How electromagnetic waves are created?

Question

Macroscopically, electromagnetic waves are produced by a changing dipole or an oscillating charged particle as shown below:

In this case, the frequency of the electromagnetic radiation is equal to the frequency of oscillation.

However, we also know that electromagnetic radiation is produced by simply accelerating a charged particle like below:

I have a few questions:

1. What frequency will the radiation of the second animation be? For simplicity, lets say it undergoes the exact same acceleration that the charge in the first animation does from t=0 to t=T/4, but then abruptly stops accelerating (so essentially its just the first quarter of a sinusoid acceleration).
2. If a charged particle is then hit by the radiation emitted by the second animation, would it just feel a force in a single direction, rather than an oscillatory force?
3. In terms of the actual photons, it would seem the first animation emits only photons with the same frequency as the particle's oscillation. What about the second animation? As far as the particle knows for t=0 to t=T/4 it is under the exact same acceleration as the first animation, so would it would emit the exact same photons for that period?

Answer 1

First of all one should have clear the difference between classical electromagnetic theory, which completely describes synchrotron radiation with the potentials generated by a classical moving charged particle, and the quantum frame for EM which consists of photons building up the classical radiation.

What frequency will the radiation of the second animation be?

Synchrotron radiation has a spectrum of frequencies as seen in the lecture referenced above:

It is a continuum of photon energies emitted. At the quantum mechanical level, it is the probabilistic interaction of the charged particle with the field that is accelerating it.

The lower photon is off mass shell giving the energy, from the accelerating field, for the radiation of the real photon (upper).

If a charged particle is then hit by the radiation emitted by the second animation, would it just feel a force in a single direction, rather than an oscillatory force?

It depends on the size of the charged particle. At the quantum level it is only energies and spins that are exchanged. The single photon does not oscillate, only its wave function whose complex conjugate squared will give the probability density for the interaction to occur.

In terms of the actual photons, it would seem the first animation emits only photons with the same frequency as the particle's oscillation.

The dipole emits classical EM light with zillions of photons of energy = $h \ \nu$, the frequency, because it needs the ~10²³ atoms of the dipole antenna. A single quantum mechanical particle is not a dipole (it can radiate as a dipole in an imposed field which has alternating frequency), it has to be imaged by Feynman diagrams with individual photon probabilistic radiation.

so would it would emit the exact same photons for that period?
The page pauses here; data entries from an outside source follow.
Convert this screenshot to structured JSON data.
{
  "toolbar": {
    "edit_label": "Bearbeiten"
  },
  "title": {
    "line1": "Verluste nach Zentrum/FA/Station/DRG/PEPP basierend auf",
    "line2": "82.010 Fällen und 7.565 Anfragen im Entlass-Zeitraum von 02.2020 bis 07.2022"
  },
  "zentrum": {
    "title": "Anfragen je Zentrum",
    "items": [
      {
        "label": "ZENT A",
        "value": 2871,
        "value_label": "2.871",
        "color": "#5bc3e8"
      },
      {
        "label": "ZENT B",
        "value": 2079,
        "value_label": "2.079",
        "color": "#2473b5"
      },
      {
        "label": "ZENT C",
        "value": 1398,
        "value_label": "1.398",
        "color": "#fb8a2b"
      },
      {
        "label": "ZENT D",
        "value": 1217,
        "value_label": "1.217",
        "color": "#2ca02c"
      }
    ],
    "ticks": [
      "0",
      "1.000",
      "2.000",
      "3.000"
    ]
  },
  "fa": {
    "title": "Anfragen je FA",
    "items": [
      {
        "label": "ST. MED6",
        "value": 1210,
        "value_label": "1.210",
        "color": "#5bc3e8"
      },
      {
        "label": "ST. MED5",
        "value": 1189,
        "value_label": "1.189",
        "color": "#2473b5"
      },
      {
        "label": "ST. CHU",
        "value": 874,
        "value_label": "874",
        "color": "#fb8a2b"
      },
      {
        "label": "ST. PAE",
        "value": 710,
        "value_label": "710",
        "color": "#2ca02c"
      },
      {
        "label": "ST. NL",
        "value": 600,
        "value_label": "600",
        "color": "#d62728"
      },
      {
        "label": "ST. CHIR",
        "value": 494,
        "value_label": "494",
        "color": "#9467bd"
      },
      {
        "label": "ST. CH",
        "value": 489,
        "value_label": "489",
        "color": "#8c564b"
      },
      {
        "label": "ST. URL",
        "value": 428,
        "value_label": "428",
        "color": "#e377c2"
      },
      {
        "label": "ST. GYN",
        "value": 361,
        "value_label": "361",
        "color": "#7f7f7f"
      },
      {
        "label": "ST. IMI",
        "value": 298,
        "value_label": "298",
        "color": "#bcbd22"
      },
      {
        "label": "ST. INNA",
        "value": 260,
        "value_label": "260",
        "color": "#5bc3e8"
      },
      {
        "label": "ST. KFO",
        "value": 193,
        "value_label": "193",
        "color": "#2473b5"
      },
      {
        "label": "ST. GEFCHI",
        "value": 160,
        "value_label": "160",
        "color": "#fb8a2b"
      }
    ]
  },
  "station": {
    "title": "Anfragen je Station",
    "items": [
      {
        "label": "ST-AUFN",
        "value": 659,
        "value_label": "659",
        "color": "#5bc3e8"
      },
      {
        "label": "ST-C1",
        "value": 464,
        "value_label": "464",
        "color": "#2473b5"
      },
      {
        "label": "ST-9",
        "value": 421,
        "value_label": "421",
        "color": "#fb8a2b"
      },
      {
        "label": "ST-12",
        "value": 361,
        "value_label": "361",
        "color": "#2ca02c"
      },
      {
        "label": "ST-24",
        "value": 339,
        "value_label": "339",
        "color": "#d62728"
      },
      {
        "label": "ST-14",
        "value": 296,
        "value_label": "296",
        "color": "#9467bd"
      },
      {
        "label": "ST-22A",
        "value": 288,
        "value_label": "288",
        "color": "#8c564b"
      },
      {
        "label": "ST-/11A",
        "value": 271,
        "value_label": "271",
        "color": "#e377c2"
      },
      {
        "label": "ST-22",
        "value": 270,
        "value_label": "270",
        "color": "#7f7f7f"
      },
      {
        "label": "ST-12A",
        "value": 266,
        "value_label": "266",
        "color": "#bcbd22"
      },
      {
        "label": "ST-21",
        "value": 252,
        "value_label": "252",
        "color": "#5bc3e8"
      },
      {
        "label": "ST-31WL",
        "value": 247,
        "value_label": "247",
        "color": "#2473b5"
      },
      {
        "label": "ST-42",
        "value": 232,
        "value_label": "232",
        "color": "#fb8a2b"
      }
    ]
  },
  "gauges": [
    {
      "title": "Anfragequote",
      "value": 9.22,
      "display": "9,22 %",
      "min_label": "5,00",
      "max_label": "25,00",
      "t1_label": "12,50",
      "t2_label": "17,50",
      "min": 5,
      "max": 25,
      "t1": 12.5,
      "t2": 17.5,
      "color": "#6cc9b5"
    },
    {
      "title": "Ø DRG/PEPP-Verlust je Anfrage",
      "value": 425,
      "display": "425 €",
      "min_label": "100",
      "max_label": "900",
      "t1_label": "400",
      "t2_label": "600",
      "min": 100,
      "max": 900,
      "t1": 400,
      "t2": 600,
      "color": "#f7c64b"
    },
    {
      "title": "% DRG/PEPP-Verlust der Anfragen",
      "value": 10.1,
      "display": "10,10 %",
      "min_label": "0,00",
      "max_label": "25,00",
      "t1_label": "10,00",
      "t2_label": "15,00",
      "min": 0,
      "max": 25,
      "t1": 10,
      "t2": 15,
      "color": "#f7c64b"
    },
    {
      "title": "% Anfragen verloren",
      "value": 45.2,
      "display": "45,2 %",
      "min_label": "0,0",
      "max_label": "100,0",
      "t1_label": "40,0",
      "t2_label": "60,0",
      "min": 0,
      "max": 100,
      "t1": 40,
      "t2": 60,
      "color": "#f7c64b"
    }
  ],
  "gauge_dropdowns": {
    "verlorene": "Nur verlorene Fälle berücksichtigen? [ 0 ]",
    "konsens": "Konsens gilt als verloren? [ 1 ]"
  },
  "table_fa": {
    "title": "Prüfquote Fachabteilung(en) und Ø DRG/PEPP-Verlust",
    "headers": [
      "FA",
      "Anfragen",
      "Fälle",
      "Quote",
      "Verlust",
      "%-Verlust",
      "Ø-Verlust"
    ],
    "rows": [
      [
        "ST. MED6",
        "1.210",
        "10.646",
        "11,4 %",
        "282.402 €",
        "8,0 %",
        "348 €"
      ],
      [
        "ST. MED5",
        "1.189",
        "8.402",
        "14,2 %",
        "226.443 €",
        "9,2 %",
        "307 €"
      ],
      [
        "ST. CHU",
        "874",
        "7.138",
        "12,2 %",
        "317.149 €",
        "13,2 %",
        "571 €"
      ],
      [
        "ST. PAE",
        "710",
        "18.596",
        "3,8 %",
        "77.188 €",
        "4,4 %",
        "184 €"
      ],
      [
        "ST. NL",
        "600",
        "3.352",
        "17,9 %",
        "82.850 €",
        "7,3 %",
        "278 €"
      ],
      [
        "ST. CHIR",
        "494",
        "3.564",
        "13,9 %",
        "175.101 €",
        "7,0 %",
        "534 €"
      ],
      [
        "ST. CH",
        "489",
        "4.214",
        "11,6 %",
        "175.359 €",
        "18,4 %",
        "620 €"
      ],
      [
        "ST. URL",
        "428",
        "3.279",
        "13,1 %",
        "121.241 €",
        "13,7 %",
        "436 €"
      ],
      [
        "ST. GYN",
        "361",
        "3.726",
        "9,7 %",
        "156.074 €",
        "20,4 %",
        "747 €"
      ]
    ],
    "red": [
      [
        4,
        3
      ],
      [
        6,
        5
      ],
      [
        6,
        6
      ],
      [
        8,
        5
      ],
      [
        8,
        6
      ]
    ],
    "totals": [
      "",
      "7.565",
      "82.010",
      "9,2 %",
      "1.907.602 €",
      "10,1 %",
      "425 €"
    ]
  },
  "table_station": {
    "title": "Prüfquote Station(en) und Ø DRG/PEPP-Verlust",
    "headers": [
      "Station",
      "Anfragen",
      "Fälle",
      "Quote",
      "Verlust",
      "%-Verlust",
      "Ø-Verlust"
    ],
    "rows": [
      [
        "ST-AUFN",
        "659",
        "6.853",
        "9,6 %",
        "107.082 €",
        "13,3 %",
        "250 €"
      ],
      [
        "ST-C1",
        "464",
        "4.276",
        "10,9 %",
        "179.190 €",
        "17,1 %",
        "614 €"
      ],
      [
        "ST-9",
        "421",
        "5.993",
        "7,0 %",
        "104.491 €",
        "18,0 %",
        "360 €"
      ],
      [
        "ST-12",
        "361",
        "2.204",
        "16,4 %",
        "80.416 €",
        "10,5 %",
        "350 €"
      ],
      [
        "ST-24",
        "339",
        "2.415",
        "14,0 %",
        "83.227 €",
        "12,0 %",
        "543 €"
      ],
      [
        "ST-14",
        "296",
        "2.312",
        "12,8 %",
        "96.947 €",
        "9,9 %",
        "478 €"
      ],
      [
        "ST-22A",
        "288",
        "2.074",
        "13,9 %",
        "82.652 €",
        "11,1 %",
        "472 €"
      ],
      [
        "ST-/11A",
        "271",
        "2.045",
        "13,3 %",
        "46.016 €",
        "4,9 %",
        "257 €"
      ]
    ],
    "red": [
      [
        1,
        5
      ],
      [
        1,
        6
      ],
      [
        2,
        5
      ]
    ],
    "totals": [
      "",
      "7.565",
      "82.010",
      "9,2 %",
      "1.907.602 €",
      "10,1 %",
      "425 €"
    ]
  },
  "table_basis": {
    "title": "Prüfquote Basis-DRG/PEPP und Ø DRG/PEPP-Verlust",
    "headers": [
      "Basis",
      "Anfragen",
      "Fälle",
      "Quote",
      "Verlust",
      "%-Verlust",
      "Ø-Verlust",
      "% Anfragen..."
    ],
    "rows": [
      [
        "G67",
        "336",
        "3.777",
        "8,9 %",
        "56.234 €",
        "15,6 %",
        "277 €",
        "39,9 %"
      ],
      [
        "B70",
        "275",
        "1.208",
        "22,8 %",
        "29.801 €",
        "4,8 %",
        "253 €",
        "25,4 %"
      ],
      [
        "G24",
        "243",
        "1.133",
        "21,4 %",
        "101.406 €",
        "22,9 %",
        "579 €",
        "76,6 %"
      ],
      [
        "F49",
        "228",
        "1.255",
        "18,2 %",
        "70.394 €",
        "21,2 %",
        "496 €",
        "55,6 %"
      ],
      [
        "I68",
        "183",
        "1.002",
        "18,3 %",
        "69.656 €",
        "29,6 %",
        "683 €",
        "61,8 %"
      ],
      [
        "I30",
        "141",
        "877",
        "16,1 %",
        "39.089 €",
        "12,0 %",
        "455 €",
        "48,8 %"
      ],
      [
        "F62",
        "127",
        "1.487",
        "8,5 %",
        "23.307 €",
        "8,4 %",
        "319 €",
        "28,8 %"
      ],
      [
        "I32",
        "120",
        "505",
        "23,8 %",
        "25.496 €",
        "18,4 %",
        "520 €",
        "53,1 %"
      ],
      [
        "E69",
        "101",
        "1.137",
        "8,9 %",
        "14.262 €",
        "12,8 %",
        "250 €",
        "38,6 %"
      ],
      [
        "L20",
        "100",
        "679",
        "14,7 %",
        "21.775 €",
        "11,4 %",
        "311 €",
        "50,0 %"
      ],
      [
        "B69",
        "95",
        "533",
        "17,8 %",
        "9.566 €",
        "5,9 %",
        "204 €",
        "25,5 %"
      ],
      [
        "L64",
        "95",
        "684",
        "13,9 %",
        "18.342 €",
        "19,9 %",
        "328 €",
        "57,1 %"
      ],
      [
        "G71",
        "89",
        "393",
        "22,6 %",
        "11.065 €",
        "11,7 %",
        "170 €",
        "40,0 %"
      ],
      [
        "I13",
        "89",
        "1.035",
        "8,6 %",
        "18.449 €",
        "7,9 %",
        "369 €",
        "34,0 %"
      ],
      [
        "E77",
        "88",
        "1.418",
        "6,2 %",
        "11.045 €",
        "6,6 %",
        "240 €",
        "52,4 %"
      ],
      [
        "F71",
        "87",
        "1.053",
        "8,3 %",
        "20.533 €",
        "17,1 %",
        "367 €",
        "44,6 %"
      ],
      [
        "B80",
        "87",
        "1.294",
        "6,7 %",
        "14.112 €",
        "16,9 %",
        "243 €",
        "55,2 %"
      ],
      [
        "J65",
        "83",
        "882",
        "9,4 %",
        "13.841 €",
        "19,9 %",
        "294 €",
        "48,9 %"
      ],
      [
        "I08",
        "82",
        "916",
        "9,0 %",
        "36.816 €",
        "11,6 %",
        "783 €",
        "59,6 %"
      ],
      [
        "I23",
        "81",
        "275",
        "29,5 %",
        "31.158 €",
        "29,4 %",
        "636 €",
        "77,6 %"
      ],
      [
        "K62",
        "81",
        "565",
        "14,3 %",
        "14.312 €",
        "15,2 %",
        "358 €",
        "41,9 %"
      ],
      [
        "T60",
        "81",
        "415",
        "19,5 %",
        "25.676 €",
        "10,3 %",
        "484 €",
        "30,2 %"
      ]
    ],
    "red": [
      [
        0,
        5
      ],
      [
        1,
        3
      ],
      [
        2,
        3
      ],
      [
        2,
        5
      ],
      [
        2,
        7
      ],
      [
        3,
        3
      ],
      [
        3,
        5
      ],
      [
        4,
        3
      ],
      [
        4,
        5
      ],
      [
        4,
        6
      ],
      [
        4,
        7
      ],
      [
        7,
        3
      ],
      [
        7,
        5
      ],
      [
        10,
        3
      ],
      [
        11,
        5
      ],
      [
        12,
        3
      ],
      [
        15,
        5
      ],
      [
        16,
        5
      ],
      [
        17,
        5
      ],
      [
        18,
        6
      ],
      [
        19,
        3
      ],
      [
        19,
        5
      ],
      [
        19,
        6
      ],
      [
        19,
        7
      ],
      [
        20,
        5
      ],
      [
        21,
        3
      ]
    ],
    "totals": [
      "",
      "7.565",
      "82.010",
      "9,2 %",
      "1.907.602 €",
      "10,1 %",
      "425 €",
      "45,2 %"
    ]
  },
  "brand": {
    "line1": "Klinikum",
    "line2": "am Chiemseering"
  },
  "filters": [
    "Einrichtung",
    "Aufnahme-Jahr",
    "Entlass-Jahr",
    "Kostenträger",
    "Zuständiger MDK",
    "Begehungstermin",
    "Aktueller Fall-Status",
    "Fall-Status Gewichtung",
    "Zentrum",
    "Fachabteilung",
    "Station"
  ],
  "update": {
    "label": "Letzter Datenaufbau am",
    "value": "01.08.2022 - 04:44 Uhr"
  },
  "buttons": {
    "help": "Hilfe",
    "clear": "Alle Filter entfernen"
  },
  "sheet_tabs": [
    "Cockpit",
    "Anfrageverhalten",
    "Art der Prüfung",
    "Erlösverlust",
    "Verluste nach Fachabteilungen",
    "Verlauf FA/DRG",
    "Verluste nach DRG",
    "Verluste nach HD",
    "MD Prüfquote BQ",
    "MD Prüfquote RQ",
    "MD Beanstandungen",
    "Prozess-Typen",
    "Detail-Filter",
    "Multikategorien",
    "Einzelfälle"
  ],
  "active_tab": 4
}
The emission will follow the probability distribution for the solution of the above feynman diagram.

Answer 2

As your question hints, frequency domain analysis is a convenience which often obscures an intuition what the fields are actually doing at any given time. It takes some practice to learn to mentally jump back and forth between the frequency and time domains, but for inquiries like this, it certainly pays dividends.

The recipe is simple:

1. Pick a location in space and time.

2. From that point, begin to measure the electric field as a function of time.

3. Fourier transform the resulting waveform to obtain the frequency domain representation.

What you'll find for the second animation is that your temporal E-field waveform will be a short pulse with some duration (the pulse duration follows the duration of the acceleration). Since time and frequency are conjugate variables, the corresponding frequency will be: all of them, from close to 0 Hz up to approximately the inverse duration of the pulse (as an aside, the spectral phase will be flat, meaning that all the frequencies are in phase with each other). That is to say, a short pulse in time is a broadband pulse in frequency. There is no single frequency describing this event, unlike the oscillating charge of the first animation, which must oscillate forever to achieve a truly single-frequency ($\delta$ function) emission.